Overcooked is just a representative environment with multi-agent (pettingzoo is similar). As I understand it, obtaining a reasonable strategy under partial observation conditions is one of the challenges in multi-agent research. And in my investigation, the existing research in overcooked mainly uses the tensorflow framework. Thanks to your team for trying to implement benchmarks under the pytorch framework. However, just PPO as a baseline might not be enough for my research.

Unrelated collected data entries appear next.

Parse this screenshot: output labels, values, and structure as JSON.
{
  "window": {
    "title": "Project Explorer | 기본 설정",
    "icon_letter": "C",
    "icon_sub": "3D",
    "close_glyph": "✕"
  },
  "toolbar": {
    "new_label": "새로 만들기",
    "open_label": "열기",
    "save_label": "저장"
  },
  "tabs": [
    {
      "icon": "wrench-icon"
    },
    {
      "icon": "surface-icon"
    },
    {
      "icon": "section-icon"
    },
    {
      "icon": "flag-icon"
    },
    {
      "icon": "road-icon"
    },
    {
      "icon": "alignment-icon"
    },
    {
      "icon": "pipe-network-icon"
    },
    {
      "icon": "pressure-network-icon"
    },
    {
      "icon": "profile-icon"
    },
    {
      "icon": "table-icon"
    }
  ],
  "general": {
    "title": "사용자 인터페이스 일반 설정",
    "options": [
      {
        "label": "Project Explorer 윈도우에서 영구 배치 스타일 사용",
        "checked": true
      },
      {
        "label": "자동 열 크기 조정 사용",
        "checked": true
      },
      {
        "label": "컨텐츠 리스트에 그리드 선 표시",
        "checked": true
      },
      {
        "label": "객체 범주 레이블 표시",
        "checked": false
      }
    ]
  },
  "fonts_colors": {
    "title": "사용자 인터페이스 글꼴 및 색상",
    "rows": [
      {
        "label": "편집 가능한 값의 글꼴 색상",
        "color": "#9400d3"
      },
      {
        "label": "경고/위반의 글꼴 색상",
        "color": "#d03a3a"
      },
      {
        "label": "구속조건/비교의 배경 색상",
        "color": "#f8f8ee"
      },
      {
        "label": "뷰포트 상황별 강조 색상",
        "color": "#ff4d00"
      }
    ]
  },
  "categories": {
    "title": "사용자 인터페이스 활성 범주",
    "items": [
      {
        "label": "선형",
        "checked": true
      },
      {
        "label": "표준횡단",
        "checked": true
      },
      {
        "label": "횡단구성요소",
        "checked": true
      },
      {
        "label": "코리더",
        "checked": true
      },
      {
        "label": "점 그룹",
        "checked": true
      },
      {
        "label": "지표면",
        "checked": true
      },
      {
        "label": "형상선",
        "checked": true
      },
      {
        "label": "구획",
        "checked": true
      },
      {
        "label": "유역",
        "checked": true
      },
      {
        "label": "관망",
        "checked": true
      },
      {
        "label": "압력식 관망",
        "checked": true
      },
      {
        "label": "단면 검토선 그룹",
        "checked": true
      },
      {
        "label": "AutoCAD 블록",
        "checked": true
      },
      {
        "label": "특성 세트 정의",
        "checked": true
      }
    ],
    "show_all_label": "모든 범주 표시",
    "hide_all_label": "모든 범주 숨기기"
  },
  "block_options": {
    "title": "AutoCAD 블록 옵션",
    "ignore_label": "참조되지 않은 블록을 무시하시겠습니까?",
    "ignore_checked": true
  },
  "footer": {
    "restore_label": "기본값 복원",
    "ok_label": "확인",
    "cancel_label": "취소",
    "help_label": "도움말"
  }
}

PPO did pretty well in my test. I'm curious if the current package works well with Stable-Baselines3 - Contrib. https://github.com/Stable-Baselines-Team/stable-baselines3-contrib

bsarkar321 commented 2 years ago

Ok, I think I can close this issue now, since the decline in rewards likely came from SB3's learning algorithms. As a side note, if there are other packages you would like to see implemented into PantheonRL, we would be happy to look into them. Currently, SB3 is only focused on single-agent RL algorithms, so all of our training is fully decentralized. We are currently working on adding centralized-training and decentralized-execution with the MAPPO algorithm, but we will also keep our eye out for any changes to SB3.

We do not currently plan on adding support for the stable-baselines3-contrib package, but from a quick glance it looks like most of the Agent code can still be maintained since these new algorithms still build off of OnPolicyAlgorithm and OffPolicyAlgorithm. However, they change the 'MlpPolicy' to different types which are not currently compatible with our codebase.